Nefes kesecek 97 dklık film sizleri bekliyor. Submarine , Ben Stiller,Sally Hawkins,Paddy Considine,Noah Taylor,Yasmin Paige gibi isimlerle daha bi keyifli hale geliyor. 2010 yapımı filmi Richard Ayoade yönetmiştir. Filmin yönetmeni ise Richard Ayoade . Submarine konusu ise ; Bir sonraki doğum gününe kadar bekaretini kaybetmeyi ve dans öğretmeni için babasını terketmeyi planlayan annesini kararından vazgeçirmeyi amaç edinmiş 15 yaşında bir delikanlının hikayesini anlatan bir komedi.
It Crowd’un sempatik sosyopatı Moss’un yönetip müziklerini de arkadaşı Alex Turner’a yaptırdığı, bununla da yetinmeyip baş rolü Turner’in ergenlik hali Craig Roberts’a oynattığı bu güzel film esasında aşina olduğumuz bir hikayeyi anlatmakta. Tıpkı Rushmore’daki Max Fischer gibi erken olgunlaşmış, bilgili ama sosyal yönü zayıf çocukların hikayelerine alışığız biz. Salinger’ın Glass ailesi ile tanışmış olanlar, Türkiye’deki Oğuz Atay sonrası kuşak bu bilgili ama huzursuz karakterlere oldukça aşina. Oturup da en büyük sorunlarını bile kendi içinde bir ironi ve alaycılık barındıran bir dille aktaran ve bir türlü işleri yoluna koyamayan erkek çocuklarının hikayeleri bana kalırsa bilgi çağının en etkili dramı olabilir. Zaten şu an ağlıyorum göremeseniz de…
Filmde Oliver’ın babasının söylediği “su altında yaşıyormuş gibi hissediyorum” çok manidar bir söz. Ansiklopedi girileri okuyan Oliver’ın “ses ötesi” ile ilgili olarak okudukları durumu özetliyor aslında. “Ses ötesi, duyulamayacak kadar yüksek frekansta bir ses titreşimi.
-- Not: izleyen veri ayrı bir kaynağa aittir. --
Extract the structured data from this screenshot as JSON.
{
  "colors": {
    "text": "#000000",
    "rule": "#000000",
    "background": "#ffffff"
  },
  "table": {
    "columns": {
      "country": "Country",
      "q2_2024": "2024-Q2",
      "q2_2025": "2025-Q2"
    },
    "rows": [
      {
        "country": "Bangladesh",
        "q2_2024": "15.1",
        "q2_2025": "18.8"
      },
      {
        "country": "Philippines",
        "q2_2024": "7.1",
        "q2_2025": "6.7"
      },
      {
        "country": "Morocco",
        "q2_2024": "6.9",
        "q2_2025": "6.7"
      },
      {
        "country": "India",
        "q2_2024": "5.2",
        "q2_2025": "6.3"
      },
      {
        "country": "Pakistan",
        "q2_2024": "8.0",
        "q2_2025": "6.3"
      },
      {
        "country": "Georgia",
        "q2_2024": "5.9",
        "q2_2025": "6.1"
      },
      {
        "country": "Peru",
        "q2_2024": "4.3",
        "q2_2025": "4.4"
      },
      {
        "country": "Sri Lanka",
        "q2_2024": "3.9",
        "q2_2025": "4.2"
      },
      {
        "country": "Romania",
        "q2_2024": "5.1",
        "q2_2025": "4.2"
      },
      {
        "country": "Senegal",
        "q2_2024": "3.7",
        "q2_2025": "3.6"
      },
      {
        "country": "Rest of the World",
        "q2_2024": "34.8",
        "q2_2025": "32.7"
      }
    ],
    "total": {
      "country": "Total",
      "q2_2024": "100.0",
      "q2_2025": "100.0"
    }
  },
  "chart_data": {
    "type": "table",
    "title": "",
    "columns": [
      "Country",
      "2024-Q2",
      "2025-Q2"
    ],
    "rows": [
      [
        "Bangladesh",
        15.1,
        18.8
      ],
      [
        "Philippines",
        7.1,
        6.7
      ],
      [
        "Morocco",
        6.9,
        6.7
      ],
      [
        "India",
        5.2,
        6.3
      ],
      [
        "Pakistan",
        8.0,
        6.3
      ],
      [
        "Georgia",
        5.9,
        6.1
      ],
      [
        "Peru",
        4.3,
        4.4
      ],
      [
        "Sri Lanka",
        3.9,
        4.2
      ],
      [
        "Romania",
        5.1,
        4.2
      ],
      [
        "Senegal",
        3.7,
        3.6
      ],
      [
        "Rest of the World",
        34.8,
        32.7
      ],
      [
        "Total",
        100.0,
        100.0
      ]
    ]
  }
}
Yarasalar, yunuslar ve köpekler gibi bazı hayvanlar ses ötesi frekansı duyabiliyorlar. Ancak hiçbir insan duyamıyor. Hiç kimse gerçekten birinin ne düşündüğünü ya da hissettiğini bilemez.” Odasındayken sanki okyanusun ortasındaki ıssız bir adada yalnızmış gibi hisseden Oliver’ın su altındaki insanları Kafkaesk bir şekilde betimlemesi boşuna değil. Oliver’ın kendi ailesini, karşı cinsi, liseyi algılamaya çalışma çabası, 38 yaşına geldiğinde bu adadan kurtulup kurtulamayacağı ve tüm bunların bir anlam ifade edip etmeyeceği ise kimsenin doğru cevabı veremeyeceği bir soru. Sadece bu soruların bu kadar güzel sorulduğu bir film olduğu için bile Submarine’i izlemek lazım.
It Crowd’un sempatik sosyopatı Moss’un yönetip müziklerini de arkadaşı Alex Turner’a yaptırdığı, bununla da yetinmeyip baş rolü Turner’in ergenlik hali Craig Roberts’a oynattığı bu güzel film esasında aşina olduğumuz bir hikayeyi anlatmakta. Tıpkı Rushmore’daki Max Fischer gibi erken olgunlaşmış, bilgili ama sosyal yönü zayıf çocukların hikayelerine alışığız biz. Salinger’ın Glass ailesi ile tanışmış olanlar, Türkiye’deki Oğuz Atay sonrası kuşak bu bilgili ama huzursuz karakterlere oldukça aşina. Oturup da en büyük sorunlarını bile kendi içinde bir ironi ve alaycılık barındıran bir dille aktaran ve bir türlü işleri yoluna koyamayan erkek çocuklarının hikayeleri bana kalırsa bilgi çağının en etkili dramı olabilir. Zaten şu an ağlıyorum göremeseniz de…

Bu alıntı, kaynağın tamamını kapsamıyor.